Mas esta importação ou transladação de vinho pode até estar protegida por lei. Por exemplo em Portugal, e em outros países, é possível a um vinho dito regional incorporar até 15% de vinho de outra região. Também há muitos vinhos que se comercializam sem região e se designam por vinho de mesa ou apenas vinho, não havendo indicação do local da sua produção.
O vinho não pode ser vendido barato senão não é rentável, pelo menos em parte da cadeia produtiva. Ficam muitas dúvidas com os preços muito baixos que se praticam em muitas superfícies comerciais.
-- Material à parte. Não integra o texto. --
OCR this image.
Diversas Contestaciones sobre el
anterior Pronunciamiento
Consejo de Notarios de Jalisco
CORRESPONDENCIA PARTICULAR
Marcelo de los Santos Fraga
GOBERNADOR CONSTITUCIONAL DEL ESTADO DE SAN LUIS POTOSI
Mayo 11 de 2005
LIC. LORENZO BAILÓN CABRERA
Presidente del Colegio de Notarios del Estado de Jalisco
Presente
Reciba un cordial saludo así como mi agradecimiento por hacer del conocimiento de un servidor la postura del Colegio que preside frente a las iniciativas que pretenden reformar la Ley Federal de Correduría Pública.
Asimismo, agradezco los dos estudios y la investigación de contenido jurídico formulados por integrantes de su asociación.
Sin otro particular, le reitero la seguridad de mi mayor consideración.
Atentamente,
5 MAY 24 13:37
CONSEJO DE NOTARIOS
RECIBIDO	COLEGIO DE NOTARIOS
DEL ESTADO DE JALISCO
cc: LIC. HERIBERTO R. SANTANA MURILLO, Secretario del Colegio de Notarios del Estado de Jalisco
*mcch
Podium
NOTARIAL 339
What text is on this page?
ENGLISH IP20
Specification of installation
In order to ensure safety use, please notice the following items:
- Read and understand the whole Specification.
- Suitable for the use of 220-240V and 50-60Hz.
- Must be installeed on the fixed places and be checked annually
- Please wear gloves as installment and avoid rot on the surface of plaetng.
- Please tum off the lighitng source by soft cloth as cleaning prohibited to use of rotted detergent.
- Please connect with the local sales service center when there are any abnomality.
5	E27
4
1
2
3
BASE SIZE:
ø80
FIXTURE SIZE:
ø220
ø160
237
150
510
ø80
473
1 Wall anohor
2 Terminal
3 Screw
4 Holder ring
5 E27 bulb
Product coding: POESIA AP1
Ou a produção consegue reduzir o custo de produção a valores inimaginavelmente baixos e provavelmente em prejuízo, e é verdade que muitos produtores estão a desaparecer ou a ser incorporado em organizações de maior dimensão, ou alguma estratégia menos clara deverá estar a ser usada. Esta é a realidade mais presente no vinho. Ora se vinho de qualidade é vendido a granel na casa dos 0.80 a 1.20 euros, dependendo de região e qualidade, como é possível ser transportado, engarrafado, rotulado, rolhado, armazenado e transportado de novo, para ser comercializado abaixo dos 2 euros? É possível adquirir vinho em zonas com muita produção e com custos produtivos baixos por 0.40 euros e, em quantidade, conseguir colocar no mercado garrafas a preços muito competitivos, mas poderá não ser vinho da região (e país) onde o produto está rotulado.
Aliás, um consumidor deveria negar-se a comprar um produto alimentar a preços ridiculamente baixos: ou está a comprar algo sem qualidade e de proveniência diferente da anunciada ou esse vinho é o resultado de uma cadeia de formação de preços que esmaga e leva à ruína quem cultiva a vinha, trabalha a fruta e a fermenta.